IB’s Professional of the Week is the premier way to meet Dane County’s professionals. This week features Dan Chovanec, general manager, CG Schmidt Inc.
(page 1 of 2)
What are the most challenging and rewarding aspects of your job and why?
Every construction project, from small-scale office renovations to the multimillion-dollar mega-projects has challenges. Honestly, construction is challenging from project kickoff to when the client moves into the building and beyond! There are so many moving pieces to manage including market fluctuations, tight labor conditions, and even just basic things like bad weather, that it’s almost a wonder at times how we get projects off of the ground and keep them on budget and on schedule. But in the end, I have an amazing team of very experienced men and women here in Madison and it’s incredibly rewarding to see what we can build and how it really changes the lives of our clients.
Who do you look up to or admire in business and why?
John Burke, president of Trek Bicycles. What Trek as a company has become since its inception in the ’70s and how it’s contributed not just to the Madison region in job creation and philanthropy, but globally as well, is nothing short of amazing. As a manager, I’ve also been consistently inspired by how good of a job Trek has done at promoting wellness at work and a company culture that supports it. (The bikes are pretty great, too.)

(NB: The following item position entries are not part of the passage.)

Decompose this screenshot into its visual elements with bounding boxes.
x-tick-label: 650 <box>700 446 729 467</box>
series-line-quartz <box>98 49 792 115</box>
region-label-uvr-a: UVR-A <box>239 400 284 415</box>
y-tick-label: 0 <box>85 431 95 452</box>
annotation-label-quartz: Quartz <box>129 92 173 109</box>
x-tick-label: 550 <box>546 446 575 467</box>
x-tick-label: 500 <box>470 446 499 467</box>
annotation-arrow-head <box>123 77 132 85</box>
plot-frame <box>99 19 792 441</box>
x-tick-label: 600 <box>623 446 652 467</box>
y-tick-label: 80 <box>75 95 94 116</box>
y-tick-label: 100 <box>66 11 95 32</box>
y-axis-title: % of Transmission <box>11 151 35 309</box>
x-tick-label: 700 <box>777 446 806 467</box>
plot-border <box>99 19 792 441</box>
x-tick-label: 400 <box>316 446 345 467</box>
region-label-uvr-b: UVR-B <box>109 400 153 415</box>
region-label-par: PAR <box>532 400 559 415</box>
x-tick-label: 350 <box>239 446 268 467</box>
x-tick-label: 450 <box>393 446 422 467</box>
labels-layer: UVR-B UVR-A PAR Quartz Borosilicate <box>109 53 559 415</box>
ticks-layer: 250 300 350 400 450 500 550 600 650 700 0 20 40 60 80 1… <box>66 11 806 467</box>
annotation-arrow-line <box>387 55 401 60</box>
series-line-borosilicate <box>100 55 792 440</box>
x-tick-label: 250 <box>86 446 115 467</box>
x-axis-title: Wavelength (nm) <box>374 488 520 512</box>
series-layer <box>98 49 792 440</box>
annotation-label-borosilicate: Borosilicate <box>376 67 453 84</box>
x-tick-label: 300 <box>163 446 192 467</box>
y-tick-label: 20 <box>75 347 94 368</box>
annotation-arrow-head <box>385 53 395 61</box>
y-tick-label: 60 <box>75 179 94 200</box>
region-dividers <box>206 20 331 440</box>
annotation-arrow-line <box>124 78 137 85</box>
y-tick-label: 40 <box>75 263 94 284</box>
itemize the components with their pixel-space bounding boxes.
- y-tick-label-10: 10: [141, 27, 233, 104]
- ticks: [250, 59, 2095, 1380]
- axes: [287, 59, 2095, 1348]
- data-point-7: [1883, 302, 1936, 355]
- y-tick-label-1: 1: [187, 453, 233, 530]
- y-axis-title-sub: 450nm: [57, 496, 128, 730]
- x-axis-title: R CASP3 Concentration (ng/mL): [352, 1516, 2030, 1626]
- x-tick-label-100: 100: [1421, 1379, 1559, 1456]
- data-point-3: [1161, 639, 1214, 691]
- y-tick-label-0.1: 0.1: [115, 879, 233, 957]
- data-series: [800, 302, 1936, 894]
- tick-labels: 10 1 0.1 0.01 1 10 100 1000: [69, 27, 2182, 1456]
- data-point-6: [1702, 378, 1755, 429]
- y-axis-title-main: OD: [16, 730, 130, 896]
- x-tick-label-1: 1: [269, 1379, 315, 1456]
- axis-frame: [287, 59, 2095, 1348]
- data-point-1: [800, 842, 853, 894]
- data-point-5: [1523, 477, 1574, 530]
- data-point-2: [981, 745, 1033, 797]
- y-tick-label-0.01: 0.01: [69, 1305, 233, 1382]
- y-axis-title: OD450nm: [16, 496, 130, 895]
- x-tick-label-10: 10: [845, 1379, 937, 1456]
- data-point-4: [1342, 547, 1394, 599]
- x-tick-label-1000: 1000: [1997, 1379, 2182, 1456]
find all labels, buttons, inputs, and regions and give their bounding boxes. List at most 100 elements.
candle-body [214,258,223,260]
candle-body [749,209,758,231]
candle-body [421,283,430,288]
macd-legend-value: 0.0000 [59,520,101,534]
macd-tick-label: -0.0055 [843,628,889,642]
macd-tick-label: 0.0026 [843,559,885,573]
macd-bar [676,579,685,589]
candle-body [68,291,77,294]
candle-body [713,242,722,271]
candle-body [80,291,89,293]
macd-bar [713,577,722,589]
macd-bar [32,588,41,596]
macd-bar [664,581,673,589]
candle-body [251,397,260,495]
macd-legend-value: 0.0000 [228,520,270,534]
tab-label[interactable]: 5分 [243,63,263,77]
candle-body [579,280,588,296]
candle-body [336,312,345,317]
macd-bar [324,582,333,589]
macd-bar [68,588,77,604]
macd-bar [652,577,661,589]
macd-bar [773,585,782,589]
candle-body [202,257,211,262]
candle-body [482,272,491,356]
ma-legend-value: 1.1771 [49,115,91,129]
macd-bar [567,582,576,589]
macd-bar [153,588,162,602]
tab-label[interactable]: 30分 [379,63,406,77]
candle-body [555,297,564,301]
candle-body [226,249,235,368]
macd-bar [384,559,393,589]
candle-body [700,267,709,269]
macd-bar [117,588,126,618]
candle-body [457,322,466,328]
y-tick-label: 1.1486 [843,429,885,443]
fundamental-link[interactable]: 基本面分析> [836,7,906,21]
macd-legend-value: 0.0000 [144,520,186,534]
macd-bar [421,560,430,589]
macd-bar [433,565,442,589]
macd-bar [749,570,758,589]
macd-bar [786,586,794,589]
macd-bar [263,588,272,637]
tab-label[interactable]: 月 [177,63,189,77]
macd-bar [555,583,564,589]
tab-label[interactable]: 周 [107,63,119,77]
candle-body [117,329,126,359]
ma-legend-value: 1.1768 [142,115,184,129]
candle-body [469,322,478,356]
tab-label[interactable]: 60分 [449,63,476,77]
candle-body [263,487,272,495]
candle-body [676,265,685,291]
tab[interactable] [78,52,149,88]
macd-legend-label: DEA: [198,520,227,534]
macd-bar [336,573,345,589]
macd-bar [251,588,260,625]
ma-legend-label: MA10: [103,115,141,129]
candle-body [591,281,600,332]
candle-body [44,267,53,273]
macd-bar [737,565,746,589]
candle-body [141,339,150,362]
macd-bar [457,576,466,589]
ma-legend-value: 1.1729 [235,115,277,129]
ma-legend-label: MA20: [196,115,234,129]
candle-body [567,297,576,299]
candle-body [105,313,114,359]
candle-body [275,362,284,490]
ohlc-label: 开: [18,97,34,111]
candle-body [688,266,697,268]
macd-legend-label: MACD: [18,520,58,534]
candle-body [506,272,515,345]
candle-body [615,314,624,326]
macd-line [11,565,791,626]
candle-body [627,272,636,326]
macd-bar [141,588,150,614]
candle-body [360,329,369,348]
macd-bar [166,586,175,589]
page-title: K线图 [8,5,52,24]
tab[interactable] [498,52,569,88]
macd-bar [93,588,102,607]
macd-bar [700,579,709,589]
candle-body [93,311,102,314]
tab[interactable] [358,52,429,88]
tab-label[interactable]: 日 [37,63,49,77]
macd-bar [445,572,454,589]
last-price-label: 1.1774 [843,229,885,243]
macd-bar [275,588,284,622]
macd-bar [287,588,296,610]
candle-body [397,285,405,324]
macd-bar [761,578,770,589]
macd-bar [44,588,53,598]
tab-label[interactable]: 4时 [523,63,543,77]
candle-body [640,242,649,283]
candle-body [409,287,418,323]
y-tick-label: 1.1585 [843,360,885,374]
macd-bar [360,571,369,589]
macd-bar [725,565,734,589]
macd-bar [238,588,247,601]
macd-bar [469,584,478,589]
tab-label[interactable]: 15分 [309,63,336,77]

What has been the high point of your career so far?
After relocating to the Madison area a little over three years ago to serve as CG Schmidt’s Madison office operations executive, I was recently promoted to managing the entire office and our Western operations. Our firm has been building projects in Dane County since the 1960s, and since we officially opened an office here in 2006, we’ve really grown into a force to be reckoned within the Madison market and that’s due to our very talented staff. It’s absolutely the highlight of my career to work alongside, and now lead, our Madison team.
Thinking back on your career, what advice would you give your 21-year-old self?
Learn to let go and delegate! As an engineer and “hands-on” kind of guy, it took me a long time to be able to hand off direct control over projects to other people and focus on the overall operations and management — big picture things. I wish I would have learned earlier on how to let go of some things and trust them to other people, so I could keep focused on the overall project.